Compressed suffix arrays

Efficient exact short sequence search

Similarly to a suffix tree, a compressed suffix array aims to provide fast searching of exact matches in a reference sequence from a query sequence.

The compressed suffix array data type in PostBio, fmindex, is actually a FM index based on the Burrows-Wheeler transform of a sequence and due to Ferragina and Manzini. The latest version of this index, FMindexV2, was used to implement fmindex; please refer to the link for more details.

FM indexes can be explicitly created by fmindex_build, or simply casted from a text type. The following functions operate on a FM index data type:

fmindex_extract(fmindex, start, len)

Returns the substring of the sequence indexed by fmindex from position start and length len.

fmindex_length(fmindex)

Returns the length of the sequence indexed by fmindex.

fmindex_count(fmindex, pattern)

Returns the number of occurrences of pattern in the sequence indexed by fmindex.

fmindex_locate(fmindex, pattern)

SRF that returns the locations of pattern in the sequence indexed by fmindex, if any match occurs.

Examples

Suppose that the sequences from MUMmer's tutorial are stored in the following table:

CREATE TABLE pylori (id integer, suffix stree, sarray fmindex);
INSERT INTO pylori SELECT id, stree_build(seq), fmindex_build(seq)
  FROM (SELECT 1 AS id, fasta('H_pylori26695_Eslice.fasta') AS seq) AS q;
INSERT INTO pylori SELECT id, stree_build(seq), fmindex_build(seq)
  FROM (SELECT 2 AS id, fasta('H_pyloriJ99_Eslice.fasta') AS seq) AS q;

We could use the suffix tree to find all occurrences of, say, accgtc,

# select id, stree_maxmatch(suffix, 'accgtc', false, 0) from pylori;
 id |   maxmatch   
----+--------------
  1 | (6,119609,1)
  1 | (6,185413,1)
  2 | (6,85382,1)
(3 rows)

but a FM index is more efficient in this case; let us start with counting the number of occurrences,

# select id, fmindex_count(sarray, 'accgtc') from pylori;
 id | fmindex_count 
----+---------------
  1 |             2
  2 |             1
(2 rows)

and then listing the locations

# select id, fmindex_locate(sarray, 'accgtc') from pylori;
 id | fmindex_locate 
----+----------------
  1 |         185413
  1 |         119609
  2 |          85382
(3 rows)

Finally, let us check the results:

# select id, fmindex_extract(sarray, fmindex_locate(sarray, 'accgtc'), 6) from pylori;
 id | fmindex_extract 
----+-----------------
  1 | accgtc
  1 | accgtc
  2 | accgtc
(3 rows)

Utils

Utilitary routines

For now PostBio offers only one utilitary routine:

revcomp(seq [, complement])

Returns the reverse complement of sequence seq if complement is true (the default value) and the simple reverse otherwise. seq should contain only extended nucleotides, that is, only the same letters from the alphabet defining stree.

Installation

How to obtain and install PostBio

PostBio is distributed as a source package and can be obtained at PgFoundry.
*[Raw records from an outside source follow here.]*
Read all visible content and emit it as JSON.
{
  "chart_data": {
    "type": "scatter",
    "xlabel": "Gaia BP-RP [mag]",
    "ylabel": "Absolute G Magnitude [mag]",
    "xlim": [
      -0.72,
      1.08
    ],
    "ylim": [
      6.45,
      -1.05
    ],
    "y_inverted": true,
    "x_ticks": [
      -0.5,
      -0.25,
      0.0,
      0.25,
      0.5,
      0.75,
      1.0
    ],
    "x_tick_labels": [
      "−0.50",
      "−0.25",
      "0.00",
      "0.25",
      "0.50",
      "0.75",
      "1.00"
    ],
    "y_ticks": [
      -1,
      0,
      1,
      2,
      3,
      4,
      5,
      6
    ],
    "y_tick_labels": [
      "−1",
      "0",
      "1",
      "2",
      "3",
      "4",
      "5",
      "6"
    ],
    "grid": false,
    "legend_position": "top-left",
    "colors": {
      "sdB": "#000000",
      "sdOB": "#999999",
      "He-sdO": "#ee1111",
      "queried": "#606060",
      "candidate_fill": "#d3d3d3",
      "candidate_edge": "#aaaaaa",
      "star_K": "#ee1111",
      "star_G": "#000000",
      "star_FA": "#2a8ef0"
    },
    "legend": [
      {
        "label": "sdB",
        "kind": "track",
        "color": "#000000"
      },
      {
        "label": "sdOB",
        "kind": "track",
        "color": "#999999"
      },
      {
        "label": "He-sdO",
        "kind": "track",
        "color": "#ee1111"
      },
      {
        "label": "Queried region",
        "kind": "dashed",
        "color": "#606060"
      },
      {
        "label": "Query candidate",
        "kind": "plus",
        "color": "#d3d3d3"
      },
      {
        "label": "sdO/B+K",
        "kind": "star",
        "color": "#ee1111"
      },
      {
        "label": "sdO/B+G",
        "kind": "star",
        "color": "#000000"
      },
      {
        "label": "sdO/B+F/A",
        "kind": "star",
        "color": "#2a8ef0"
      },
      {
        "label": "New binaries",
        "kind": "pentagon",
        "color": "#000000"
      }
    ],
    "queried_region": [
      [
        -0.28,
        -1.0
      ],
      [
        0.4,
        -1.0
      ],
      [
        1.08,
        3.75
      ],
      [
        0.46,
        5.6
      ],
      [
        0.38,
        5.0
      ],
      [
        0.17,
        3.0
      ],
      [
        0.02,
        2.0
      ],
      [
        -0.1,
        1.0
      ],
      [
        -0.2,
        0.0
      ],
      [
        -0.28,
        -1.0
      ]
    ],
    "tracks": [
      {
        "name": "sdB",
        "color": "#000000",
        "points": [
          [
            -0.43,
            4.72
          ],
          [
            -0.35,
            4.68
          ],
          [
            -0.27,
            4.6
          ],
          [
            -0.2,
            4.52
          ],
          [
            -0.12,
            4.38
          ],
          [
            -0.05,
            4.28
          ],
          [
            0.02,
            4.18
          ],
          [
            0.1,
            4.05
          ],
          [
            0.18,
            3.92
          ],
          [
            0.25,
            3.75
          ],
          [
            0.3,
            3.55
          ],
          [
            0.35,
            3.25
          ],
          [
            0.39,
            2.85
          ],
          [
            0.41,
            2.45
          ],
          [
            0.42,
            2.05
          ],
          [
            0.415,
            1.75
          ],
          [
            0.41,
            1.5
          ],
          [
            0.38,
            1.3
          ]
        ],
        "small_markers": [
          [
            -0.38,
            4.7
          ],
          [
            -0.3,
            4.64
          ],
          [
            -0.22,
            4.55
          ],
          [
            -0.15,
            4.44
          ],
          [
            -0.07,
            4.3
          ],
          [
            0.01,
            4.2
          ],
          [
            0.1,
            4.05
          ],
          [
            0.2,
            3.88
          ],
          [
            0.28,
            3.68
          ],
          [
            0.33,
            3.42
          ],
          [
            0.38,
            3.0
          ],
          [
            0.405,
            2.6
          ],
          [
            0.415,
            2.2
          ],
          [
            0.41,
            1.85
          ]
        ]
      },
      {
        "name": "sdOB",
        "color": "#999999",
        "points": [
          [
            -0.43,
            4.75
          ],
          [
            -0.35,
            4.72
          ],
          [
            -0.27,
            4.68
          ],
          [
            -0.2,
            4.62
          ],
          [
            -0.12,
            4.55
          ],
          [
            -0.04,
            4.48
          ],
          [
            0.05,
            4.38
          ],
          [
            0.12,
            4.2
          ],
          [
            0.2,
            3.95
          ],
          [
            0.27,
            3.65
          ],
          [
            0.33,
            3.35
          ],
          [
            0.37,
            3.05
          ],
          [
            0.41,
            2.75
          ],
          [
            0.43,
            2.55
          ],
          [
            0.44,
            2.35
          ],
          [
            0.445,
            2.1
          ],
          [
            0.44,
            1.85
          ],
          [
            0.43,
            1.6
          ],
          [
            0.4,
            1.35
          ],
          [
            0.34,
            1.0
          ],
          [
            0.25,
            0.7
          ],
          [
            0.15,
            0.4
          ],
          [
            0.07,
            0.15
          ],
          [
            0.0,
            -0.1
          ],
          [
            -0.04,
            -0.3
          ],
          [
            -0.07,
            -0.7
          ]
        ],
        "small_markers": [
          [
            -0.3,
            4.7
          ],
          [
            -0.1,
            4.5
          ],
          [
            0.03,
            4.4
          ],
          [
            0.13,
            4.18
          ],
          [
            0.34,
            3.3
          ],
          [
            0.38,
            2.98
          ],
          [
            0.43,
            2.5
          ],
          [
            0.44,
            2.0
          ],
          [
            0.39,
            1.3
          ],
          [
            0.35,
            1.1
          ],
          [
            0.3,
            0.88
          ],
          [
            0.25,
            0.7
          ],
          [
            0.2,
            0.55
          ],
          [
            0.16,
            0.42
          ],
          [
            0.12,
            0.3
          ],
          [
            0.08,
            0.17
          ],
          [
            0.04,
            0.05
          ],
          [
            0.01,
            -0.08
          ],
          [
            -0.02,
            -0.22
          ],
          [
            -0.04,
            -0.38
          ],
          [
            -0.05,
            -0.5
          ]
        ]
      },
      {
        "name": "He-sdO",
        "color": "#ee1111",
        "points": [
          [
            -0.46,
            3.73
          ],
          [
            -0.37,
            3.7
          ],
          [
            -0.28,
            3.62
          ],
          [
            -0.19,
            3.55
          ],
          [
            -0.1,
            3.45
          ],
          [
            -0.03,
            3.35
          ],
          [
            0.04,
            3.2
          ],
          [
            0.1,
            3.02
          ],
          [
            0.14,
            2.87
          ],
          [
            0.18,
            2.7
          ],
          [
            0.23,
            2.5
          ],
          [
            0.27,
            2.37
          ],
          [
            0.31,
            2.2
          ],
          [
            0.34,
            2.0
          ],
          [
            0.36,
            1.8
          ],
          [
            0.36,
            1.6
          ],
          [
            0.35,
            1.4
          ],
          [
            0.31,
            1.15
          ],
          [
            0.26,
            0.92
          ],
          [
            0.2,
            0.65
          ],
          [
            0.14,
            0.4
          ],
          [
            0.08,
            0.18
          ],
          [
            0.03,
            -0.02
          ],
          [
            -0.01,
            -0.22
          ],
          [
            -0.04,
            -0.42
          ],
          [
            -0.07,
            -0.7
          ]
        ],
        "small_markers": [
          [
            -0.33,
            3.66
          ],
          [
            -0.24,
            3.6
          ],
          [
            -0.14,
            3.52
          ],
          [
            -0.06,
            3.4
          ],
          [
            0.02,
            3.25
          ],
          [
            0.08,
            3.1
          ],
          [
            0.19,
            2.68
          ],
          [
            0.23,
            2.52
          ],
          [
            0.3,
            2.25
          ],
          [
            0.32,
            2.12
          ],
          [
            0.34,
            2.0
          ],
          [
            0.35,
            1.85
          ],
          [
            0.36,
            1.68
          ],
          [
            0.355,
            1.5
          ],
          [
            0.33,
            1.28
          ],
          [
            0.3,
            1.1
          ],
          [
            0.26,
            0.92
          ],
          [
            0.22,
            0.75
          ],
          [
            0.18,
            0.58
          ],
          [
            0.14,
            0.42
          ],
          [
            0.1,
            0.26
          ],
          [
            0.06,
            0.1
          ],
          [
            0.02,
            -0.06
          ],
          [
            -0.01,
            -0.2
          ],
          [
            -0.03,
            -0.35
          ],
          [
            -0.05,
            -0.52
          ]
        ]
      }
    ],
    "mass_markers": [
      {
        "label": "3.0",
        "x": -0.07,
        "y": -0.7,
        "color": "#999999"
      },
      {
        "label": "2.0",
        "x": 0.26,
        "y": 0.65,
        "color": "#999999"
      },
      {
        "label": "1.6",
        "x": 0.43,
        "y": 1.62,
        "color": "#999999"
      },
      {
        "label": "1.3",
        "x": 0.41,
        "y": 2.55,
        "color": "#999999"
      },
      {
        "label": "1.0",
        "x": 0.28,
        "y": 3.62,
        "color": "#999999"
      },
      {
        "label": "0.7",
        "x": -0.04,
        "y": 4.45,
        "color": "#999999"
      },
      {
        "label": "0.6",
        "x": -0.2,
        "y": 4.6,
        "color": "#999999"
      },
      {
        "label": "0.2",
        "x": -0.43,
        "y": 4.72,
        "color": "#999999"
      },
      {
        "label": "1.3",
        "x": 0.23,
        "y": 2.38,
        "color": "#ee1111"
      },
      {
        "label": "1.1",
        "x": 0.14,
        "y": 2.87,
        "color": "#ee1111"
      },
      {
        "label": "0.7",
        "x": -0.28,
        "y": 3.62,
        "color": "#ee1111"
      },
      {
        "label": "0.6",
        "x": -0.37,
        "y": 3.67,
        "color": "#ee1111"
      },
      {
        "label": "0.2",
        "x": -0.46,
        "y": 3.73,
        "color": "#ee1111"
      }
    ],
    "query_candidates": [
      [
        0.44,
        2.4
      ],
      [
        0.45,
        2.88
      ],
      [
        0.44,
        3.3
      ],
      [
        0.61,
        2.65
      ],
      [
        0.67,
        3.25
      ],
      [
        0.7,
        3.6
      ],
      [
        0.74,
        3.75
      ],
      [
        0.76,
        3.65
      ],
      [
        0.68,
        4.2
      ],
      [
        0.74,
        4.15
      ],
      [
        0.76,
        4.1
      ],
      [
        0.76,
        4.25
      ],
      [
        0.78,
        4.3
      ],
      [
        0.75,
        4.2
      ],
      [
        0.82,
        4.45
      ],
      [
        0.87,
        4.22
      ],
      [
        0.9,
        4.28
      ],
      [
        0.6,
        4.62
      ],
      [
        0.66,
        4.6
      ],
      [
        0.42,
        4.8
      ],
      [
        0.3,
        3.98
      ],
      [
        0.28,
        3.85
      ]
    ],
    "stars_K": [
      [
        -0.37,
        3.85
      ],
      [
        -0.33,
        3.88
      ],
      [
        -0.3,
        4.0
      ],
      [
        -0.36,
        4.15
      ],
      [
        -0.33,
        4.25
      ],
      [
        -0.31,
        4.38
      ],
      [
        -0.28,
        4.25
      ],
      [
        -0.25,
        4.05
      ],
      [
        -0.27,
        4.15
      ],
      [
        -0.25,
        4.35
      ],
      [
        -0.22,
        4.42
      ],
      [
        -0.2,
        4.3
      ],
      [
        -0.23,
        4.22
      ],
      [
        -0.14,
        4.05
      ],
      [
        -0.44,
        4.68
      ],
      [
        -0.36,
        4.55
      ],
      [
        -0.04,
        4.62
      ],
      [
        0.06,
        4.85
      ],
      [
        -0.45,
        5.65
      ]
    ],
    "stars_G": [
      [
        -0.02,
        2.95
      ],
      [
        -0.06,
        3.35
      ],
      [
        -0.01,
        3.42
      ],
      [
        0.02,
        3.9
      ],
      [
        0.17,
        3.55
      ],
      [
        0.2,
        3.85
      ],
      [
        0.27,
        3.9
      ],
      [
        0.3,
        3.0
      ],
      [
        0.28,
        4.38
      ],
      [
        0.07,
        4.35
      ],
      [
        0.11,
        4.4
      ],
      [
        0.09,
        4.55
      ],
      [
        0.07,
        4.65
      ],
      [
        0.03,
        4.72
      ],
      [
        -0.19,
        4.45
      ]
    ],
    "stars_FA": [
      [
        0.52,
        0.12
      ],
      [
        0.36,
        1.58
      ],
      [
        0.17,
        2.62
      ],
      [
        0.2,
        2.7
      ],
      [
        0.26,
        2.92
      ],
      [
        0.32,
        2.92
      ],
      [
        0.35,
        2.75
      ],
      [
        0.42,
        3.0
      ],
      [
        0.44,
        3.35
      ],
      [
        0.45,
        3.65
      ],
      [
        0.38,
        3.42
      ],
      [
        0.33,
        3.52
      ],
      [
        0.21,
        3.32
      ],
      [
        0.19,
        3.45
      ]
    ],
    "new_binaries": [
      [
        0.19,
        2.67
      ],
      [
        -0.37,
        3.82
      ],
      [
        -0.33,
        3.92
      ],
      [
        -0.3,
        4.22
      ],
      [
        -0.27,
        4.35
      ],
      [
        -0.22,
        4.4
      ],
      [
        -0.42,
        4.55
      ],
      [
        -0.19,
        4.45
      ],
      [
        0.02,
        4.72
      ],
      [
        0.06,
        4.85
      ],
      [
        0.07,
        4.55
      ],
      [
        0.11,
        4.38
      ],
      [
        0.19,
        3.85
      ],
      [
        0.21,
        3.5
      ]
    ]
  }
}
After downloading and unpacking, our first task is to compile libstree:

$ cd stree && make && make clean

The source package is then installed like any regular PostgreSQL module, that is, just run:

$ make && sudo make install
$ psql -f postbio.sql <database>

License

Copyright (c) 2008 Luis Carvalho

Permission is hereby granted, free of charge, to any person obtaining a copy of this software and associated documentation files (the "Software"), to deal in the Software without restriction, including without limitation the rights to use, copy, modify, merge, publish, distribute, sublicense, and/or sell copies of the Software, and to permit persons to whom the Software is furnished to do so, subject to the following conditions:

The above copyright notice and this permission notice shall be included in all copies or substantial portions of the Software.

THE SOFTWARE IS PROVIDED "AS IS", WITHOUT WARRANTY OF ANY KIND, EXPRESS OR IMPLIED, INCLUDING BUT NOT LIMITED TO THE WARRANTIES OF MERCHANTABILITY, FITNESS FOR A PARTICULAR PURPOSE AND NONINFRINGEMENT. IN NO EVENT SHALL THE AUTHORS OR COPYRIGHT HOLDERS BE LIABLE FOR ANY CLAIM, DAMAGES OR OTHER LIABILITY, WHETHER IN AN ACTION OF CONTRACT, TORT OR OTHERWISE, ARISING FROM, OUT OF OR IN CONNECTION WITH THE SOFTWARE OR THE USE OR OTHER DEALINGS IN THE SOFTWARE.